Oh, I have no problem with black and white. I enjoyed all the films you've mentioned (I think of Stardust Memories as my favourite Woody Allen movie, although it's been forever since I last saw it and my memory of its appeal may not be that accurate). I was responding to the early comment in this thread that seemed to want to place the TCM audience in the retirement home. I know there are great old black and whites (last night it was The Wild One followed by A Streetcar Named Desire that I stopped to watch for a bit while flipping around). Sentence composition failure on my part: I should have written that they are "appreciated by many more people than 80 year olds", rather than "appreciated by more than 80 year olds", which can sound like I'm agreeing with the original statement.
posted by TimTypeZed at 9:28 AM on August 2, 2011


my 14-year-old nephew... pretty much any movie made before 1990 is too out of date to bother with

Tell him that there was once a time when pornos weren't filmed in a basement with a video camera.
posted by localroger at 2:25 PM on August 2, 2011


I kinda worry about kids his age. He has more access to more porn of every flavor imaginable. When I was 14, I had to make do with National Geographics and the underwear section of the Sear's catalog, along with a vivid imagination.
posted by crunchland at 6:25 PM on August 2, 2011


My wife was one of those that would never watch old movies. Suddenly, in the last couple of years, she won’t stop watching them. We almost never watch a contemporary movie anymore. Not because we don’t like them, but we just have too much TCM on the DVR to watch. TCM is probably the only reason we still pay so freakin much for satellite.
posted by bongo_x at 9:03 AM on August 3, 2011


I kinda worry about kids his age. He has more access to more porn of every flavor imaginable. When I was 14, I had to make do with National Geographics and the underwear section of the Sear's catalog, along with a vivid imagination.

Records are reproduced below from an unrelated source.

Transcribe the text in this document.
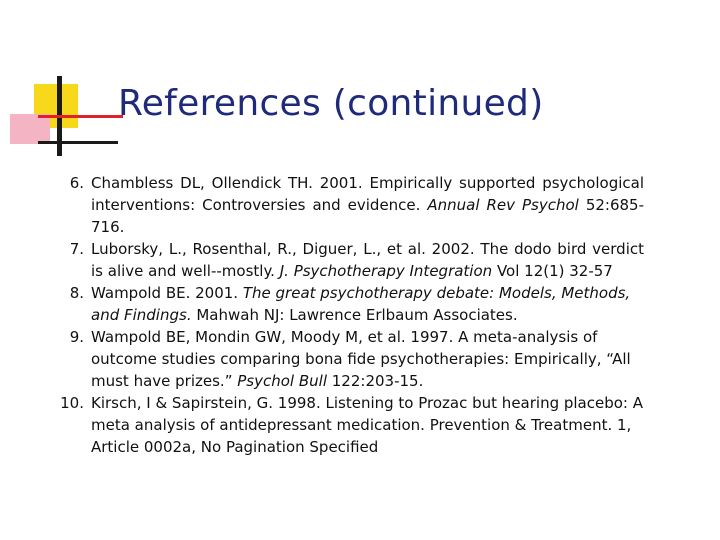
References (continued)
6. Chambless DL, Ollendick TH. 2001. Empirically supported psychological interventions: Controversies and evidence. Annual Rev Psychol 52:685-716.
7. Luborsky, L., Rosenthal, R., Diguer, L., et al. 2002. The dodo bird verdict is alive and well--mostly. J. Psychotherapy Integration Vol 12(1) 32-57
8. Wampold BE. 2001. The great psychotherapy debate: Models, Methods, and Findings. Mahwah NJ: Lawrence Erlbaum Associates.
9. Wampold BE, Mondin GW, Moody M, et al. 1997. A meta-analysis of outcome studies comparing bona fide psychotherapies: Empirically, “All must have prizes.” Psychol Bull 122:203-15.
10. Kirsch, I & Sapirstein, G. 1998. Listening to Prozac but hearing placebo: A meta analysis of antidepressant medication. Prevention & Treatment. 1, Article 0002a, No Pagination Specified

This is a bit of a derail, but I was only half joking. They call it the golden age of porn for a reason. Even the crappiest porn movies of the late 70's / early 80's were made on 35mm film with production values (or at least attempts at them) that are almost hilariously unthinkable now. The effort it took to make a movie at all on 35mm film meant you were at least a bit serious and would probably have lighting people, sound people, location shooting, props, non-sex establishing scenes to move the plot along, and maybe even a writer.

One of my fonder adolescent memories is of seeing the porno flick Sexworld, which was in the grand tradition of the genre a blatant ripoff of the idea of the hit movie Westworld, where high-tech human form robots create a fully interactive fantasy environment (which, in the mainstream flick, goes horribly wrong).

If you censored out all the hardcore bits of Sexworld though it would actually still be a pretty decent low-budget sexploitation flick, with some really well done character development on the part of a couple of characters. Put this up against today's fare of the basement one-camera bang video and the latter is almost embarrassingly flat. Nobody in porn remembers how to do a plot with actual characters any more, even badly acted characters. It's just a plumbing show.

One thing I'd recommend to anyone who is remotely curious is to watch Westworld first, a well regarded movie for its day and still interesting in ways (one can easily see that it influenced me a bit) and even probably on-topic in that it's TCM fare, and then watch its porn copycat Sexworld to see what was taken, what was left, and what was put in to make a better movie for the porn audience. Even though porn is still ripping off mainstream movies for ideas, there hasn't been such a good reason to do a comparison like that for a long time.